Erschwerend kam hinzu, dass sich auch an diesem Sonntag die Dolphins manchmal selber im Weg standen. Waren einmal einige Yards überbrückt, so kam es immer wieder zu Strafen – sowohl in der Offensive als auch in der Defensive – die dem gegnerischen Team Freiraum verschafften. Die Potsdam Royals hingegen machten es geschickter. Royals Quarterback Zachary Shaw setzte vor allem seinen Receiver Frederik Myrup Nielsen immer wieder gekonnt ein. Ebenfalls zeigte Receiver David Saul, dass er zurecht schon im dritten Jahr von den Royals verpflichtet wurde. Er sprang sogar als Quarterback ein, als Zachary Shaw im vierten Quarter das Feld verlassen musste. Für die Dolphins war zu diesem Zeitpunkt aber schon nichts mehr zu holen.

Viel zu schnell lagen die Dolphins schon in der Mitte der ersten Halbzeit mit zwei Touchdowns im Rückstand. Einen Vorsprung, den die Royals immer beibehielten und weiter ausbauten. Auf Seiten der Dolphins waren es Dominik Gröne und Cameron Richmond, die das Football Ei in die Endzone trugen. Bis dahin hatte die Offensive der Dolphins viele sichere Pässe nicht in Yards verwandelt. Hinzu kam, dass die Abstimmung zwischen Receiver und Quarterback nicht immer stimmte. Ein Rückschritt für die Offensive, denn eigentlich hatte die Dolphins Angriffsreihe in den vergangenen Spielen souveräner ihr Angriffsspiel aufgezogen. Durch die Abgabe des Angriffsrecht musste die Defensive der Dolphins auf das Feld.
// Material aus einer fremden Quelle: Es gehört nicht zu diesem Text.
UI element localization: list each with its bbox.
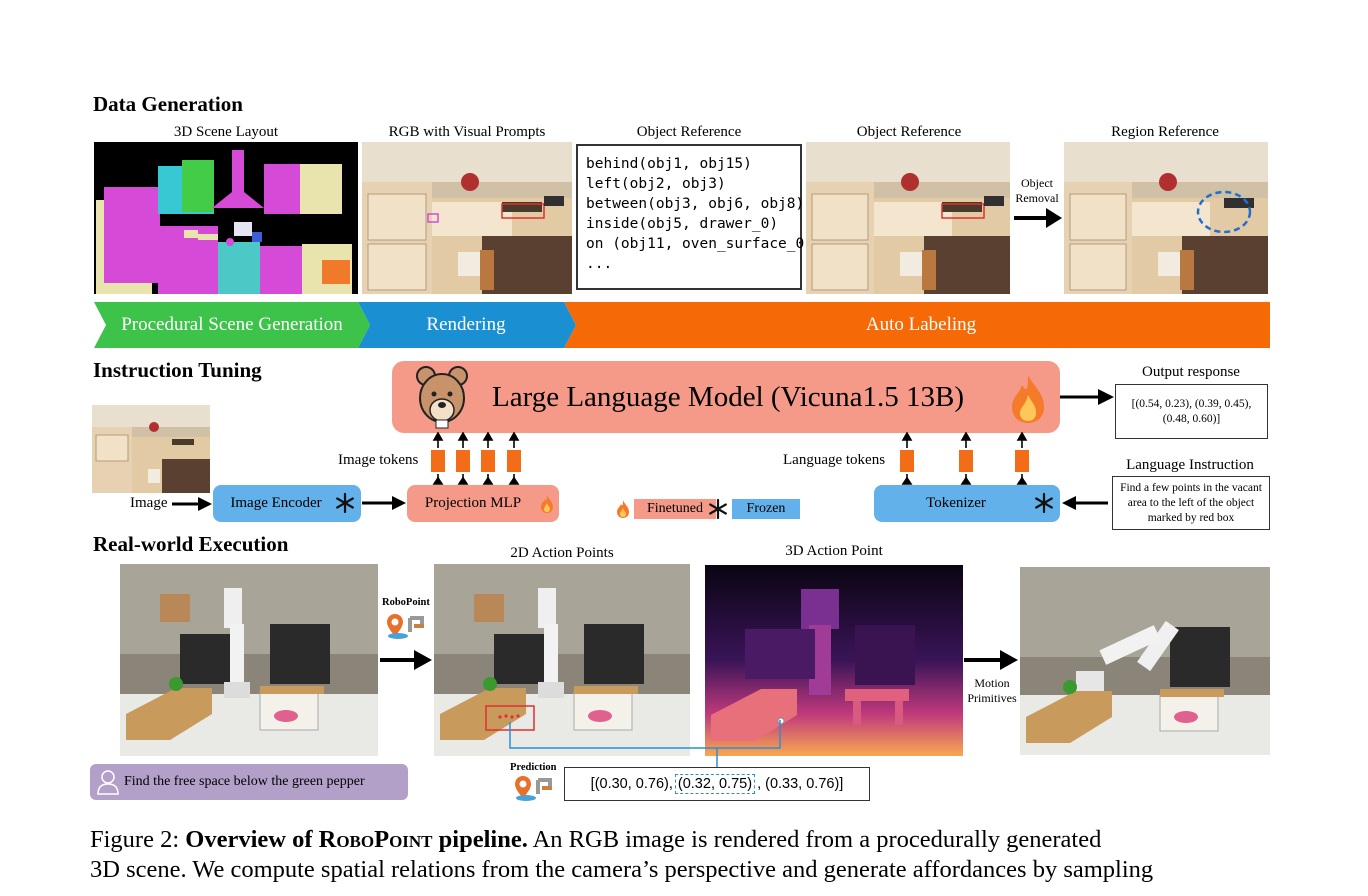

Viel Zeit bliebt dabei der Verteidigungsreihe nicht um anzutreten. Gerade in Richtung Ende des Spiels merkte man, dass die Kraft der Defensive nachließ. Hinzu kam, dass gleich zwei Linebacker an diesem Tag den Dienst quittieren mussten. Linebacker Jonas Pohl musste nach einem Tackle das Spielfeld zwangsweise verlassen und wird aufgrund des Ausschlusses auch mindestens ein weiteres Spiel fehlen. Linebacker Ramon Schrittwieser, der schon angeschlagen in die Partie gegangen war, musste zur Halbzeit ebenfalls das Pad ausziehen. Keine leichte Aufgabe für Defensiv Koordinator Luigi Figlia, der erneut improvisierte.

Die Schwächung der Dolphins Verteidigung nutzten die Königlichen aus Potsdam geschickt aus. Mit Runningback Calvinaugh Jones etablierten sie immer mehr ihr Laufspiel und sorgten für genügend Raumgewinn. War Calvinaugh einmal nicht die erste Wahl, konnte Quarterback Shaw mit eigenen Läufen oder durch Pässe oder Ballübergaben auf David Saul punkten.

Die Paderborn Dolphins rutschen damit ein Stück weiter in Richtung Tabellenkeller. Doch die Dolphins haben im Gegensatz zu vielen Ligakonkurrenten die schwersten Partien schon hinter sich. Zwei Mal traf man schon auf die Düsseldorf Panther, einmal auf die Royals aus Potsdam. Damit hat man die Spitzengruppe schon mehrfach getroffen. Im nächsten Spiel treffen die Dolphins auf die Cougars. Die Reise nach Lübeck gilt als eine der anstrengendsten und langwierigsten.

Für die Paderborn Dolphins heißt es volle Konzentration auf die anstehenden Spiele. Die Spitzengruppe scheint, wenn man realistisch ist, in dieser Saison nicht erreichbar. Wichtig ist aber, dass man sich nun auf die Spiele gegen die direkte Konkurrenz konzentriert. Hier wird es wichtig sein, die kommenden Spiele zu gewinnen um sich gegen die unteren Tabellenränge weiter abzusichern.